Merunut sejarah perkembangan hukum pidana berasal dari Prancis yang kemudian diadopsi Belanda 1881 Wetboek van Strafrecht Netherland. Asas legalitas dalam wujud nyata terdapat pada Pasal 1 ayat (1) Kitab Undang-Undang Hukum Pidana (KUHP) yang mengandung arti tiada tindak pidana tanpa suatu undang-undang pidana yang mengaturnya (nulllum crime sine lege); tiada pidana tanpa undang-undang pidana (nulla poena sine lege), dan tiada pidana tanpa kejahatan (nulla poena sine crimen).

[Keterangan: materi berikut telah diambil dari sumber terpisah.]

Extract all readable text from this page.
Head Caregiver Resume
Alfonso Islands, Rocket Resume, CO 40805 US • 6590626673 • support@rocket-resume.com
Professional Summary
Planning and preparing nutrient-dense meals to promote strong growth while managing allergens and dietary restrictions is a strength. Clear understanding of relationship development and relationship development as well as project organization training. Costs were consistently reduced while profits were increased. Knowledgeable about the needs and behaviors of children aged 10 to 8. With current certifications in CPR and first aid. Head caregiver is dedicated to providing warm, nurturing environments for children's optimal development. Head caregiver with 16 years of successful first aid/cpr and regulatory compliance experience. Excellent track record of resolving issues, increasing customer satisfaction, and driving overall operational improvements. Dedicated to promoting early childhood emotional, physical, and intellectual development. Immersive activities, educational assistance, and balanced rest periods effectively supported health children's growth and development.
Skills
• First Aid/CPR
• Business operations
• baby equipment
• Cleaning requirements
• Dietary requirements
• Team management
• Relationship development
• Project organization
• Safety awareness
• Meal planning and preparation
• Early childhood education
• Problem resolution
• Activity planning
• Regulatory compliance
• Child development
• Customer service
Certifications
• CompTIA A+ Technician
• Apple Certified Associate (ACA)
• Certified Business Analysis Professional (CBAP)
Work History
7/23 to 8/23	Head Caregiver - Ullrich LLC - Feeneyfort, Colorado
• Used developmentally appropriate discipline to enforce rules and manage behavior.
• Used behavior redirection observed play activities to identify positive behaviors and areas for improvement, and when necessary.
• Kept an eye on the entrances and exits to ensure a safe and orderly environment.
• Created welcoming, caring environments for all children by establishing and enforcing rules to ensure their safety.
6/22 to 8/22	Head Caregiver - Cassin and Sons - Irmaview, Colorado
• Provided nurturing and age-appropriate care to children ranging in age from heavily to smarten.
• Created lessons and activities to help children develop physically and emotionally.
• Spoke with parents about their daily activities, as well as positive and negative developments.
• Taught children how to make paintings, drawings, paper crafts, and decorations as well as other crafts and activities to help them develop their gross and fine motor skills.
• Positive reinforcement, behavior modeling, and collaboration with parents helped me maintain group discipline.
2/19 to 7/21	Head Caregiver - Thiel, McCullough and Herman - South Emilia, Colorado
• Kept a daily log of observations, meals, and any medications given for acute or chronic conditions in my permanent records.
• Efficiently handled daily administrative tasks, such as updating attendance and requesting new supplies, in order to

Penjelasan lebih lanjut dari ketiga makna asas legalitas itu ialah, pertama, undang-undang pidana harus memenuhi le scripta (tertulis), lex stricta (dibaca apa yang ditulis), dan lex certa (jelas). Kedua, undang-undang pidana tidak berlaku surut (non-retroaktif) kecuali menguntungkan terdakwa. Penafsiran analogi tidak dibolehkan, yaitu penerapan ketentuan pidana atas suatu peristiwa pidana yang mirip-mirip sama pada prinsipnya dengan peristiwa pidana yang telah terjadi, tetapi b....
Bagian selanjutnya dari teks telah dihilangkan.